I've built a couple graph based localizers, and they're good for pro-users that know where their robot is to start with, but if you get genuinely delocalized or don't know your starting point within some reasonable range, then I havent seen too many ways in graph-based methods that don't involve keeping huge buffers of data of fixing the kidnapped robot problem.
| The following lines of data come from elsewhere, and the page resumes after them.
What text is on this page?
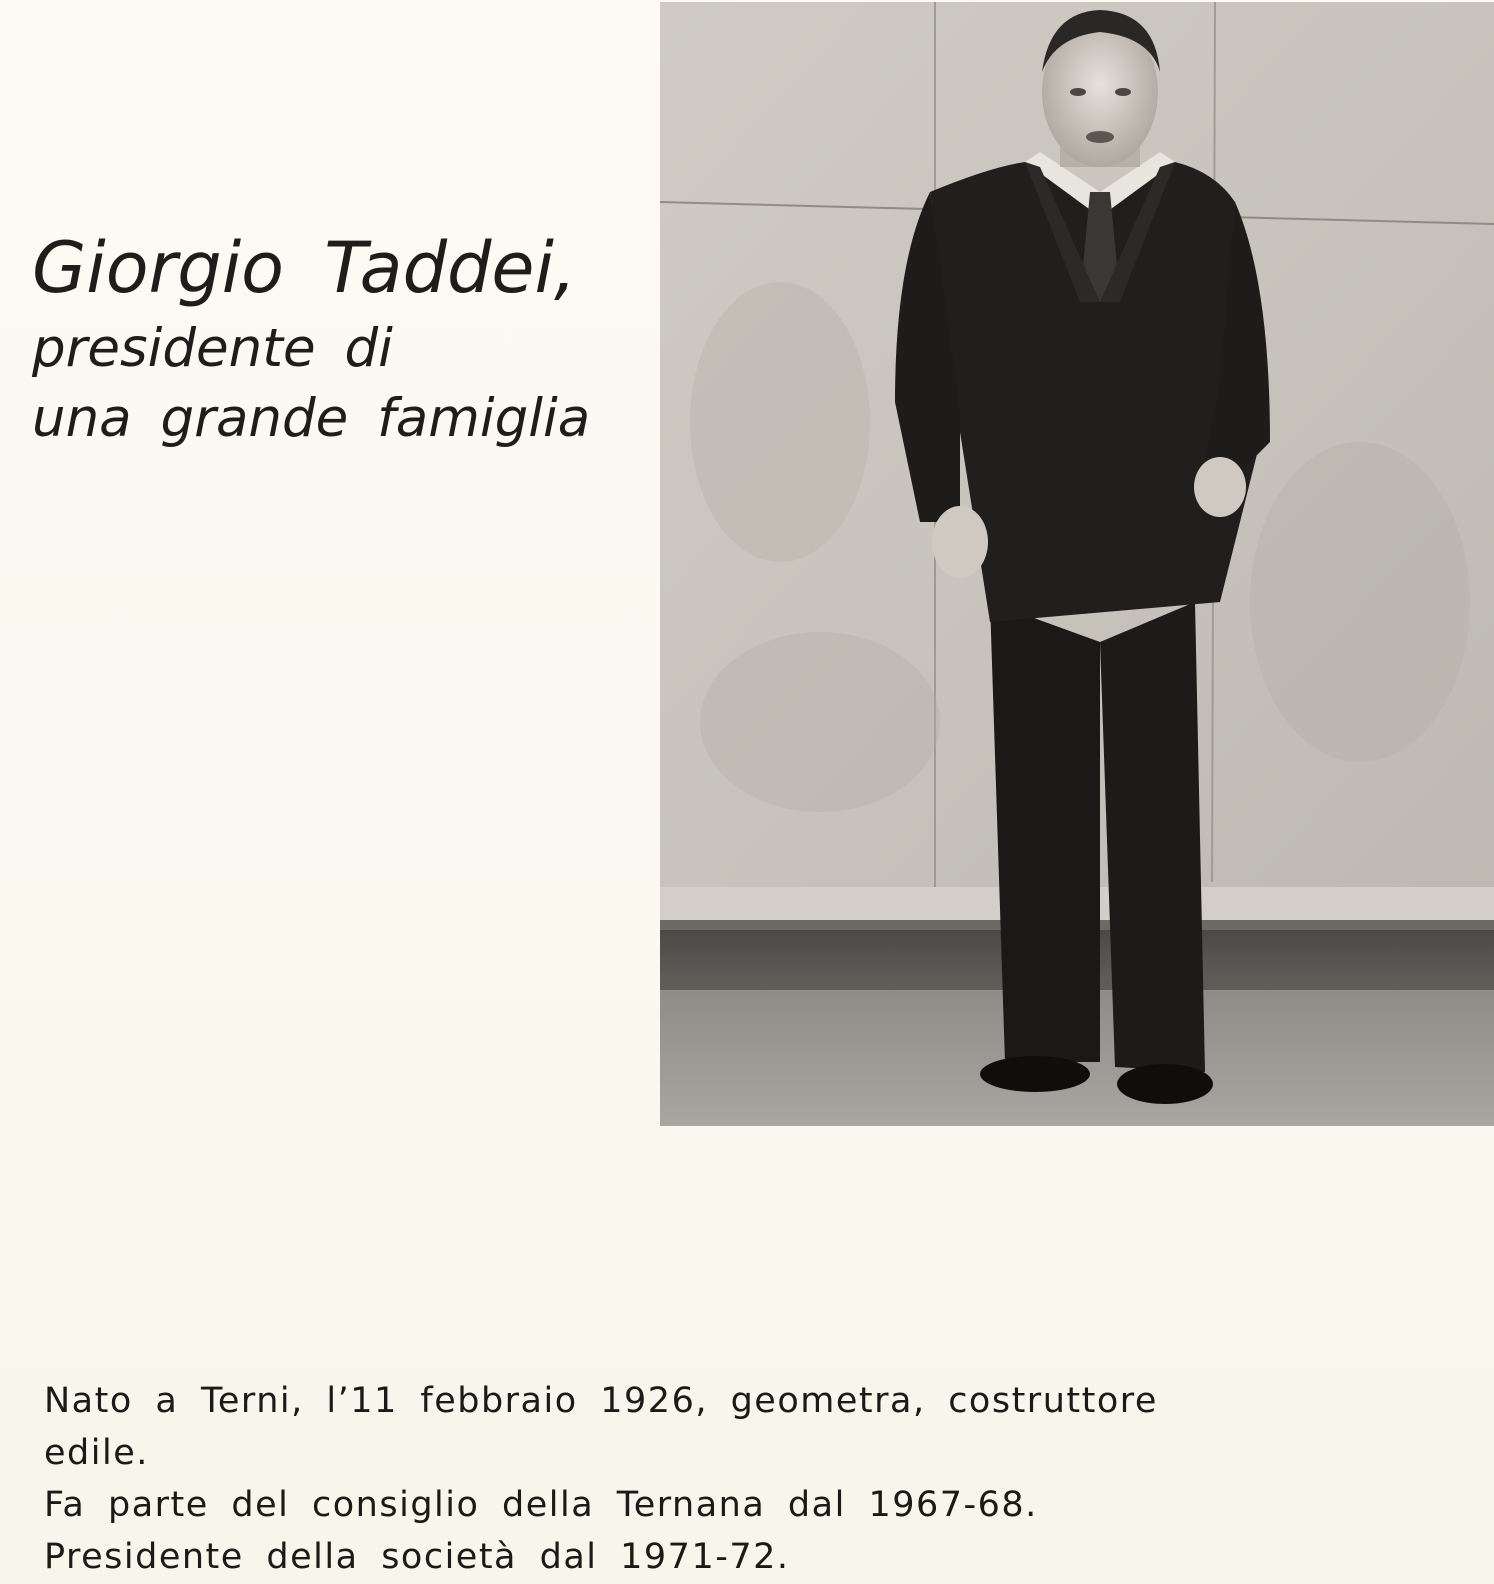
Giorgio Taddei,
presidente di
una grande famiglia
Nato a Terni, l’11 febbraio 1926, geometra, costruttore
edile.
Fa parte del consiglio della Ternana dal 1967-68.
Presidente della società dal 1971-72.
PF based methods (or filter based, for that matter) have their place and I think that's really what most people want. The optimizer based methods are to squeeze out those last drops of accuracy you can get at the cost of some of that flexibility because you don't want to maintain too large of a graph or you start dropping ability to do real-time at >30 hz. I could be wrong here but there's not a great amount of literature on it so this is mostly from my experience and chatting with colleagues at other companies, I'd love to hear alternative solutions to fix that and I'm all over dropping filter based localizers all together

yathartha3 commented 4 years ago

I added a printf to the code when this condition is hit, and here is what I see:

11: [amcl-5] Error: i = 2000, r = 0.779539, prev_r = 0.917729, c[i - 1] = 0.738366, c[i] = 0.738954

The problem appears to me to be that the r values can be greater than the last value in the c[i] array, which is set in a for loop above the failing code:

@mkhansen-intel This seems weird to me. At iteration 2000, the c value should sum upto 1, or atleast be very close to 1 since it is calculated by the addition of normalized weights I believe. When I ran it once, the final 'c' summed up to 1. It is going to fail if the last c value is like 0.74 that you are seeing. However, why that last c value is so small is what I am trying to understand. Saving the array of c values when it fails, along with the random number generated might give us a clue.

mkhansenbot commented 4 years ago

OK, I have no idea why this was happening before, but it's now not happening anymore, and I ran the localization test 300x yesterday and it passed every time. So I'm wondering if somehow my system libraries were mismatched or something specific to my system at the time I was seeing this. In any case, I cant' reproduce anymore, so I'm closing this. The good news is there's no bug, the bad news is it wasted a couple days of my time last month.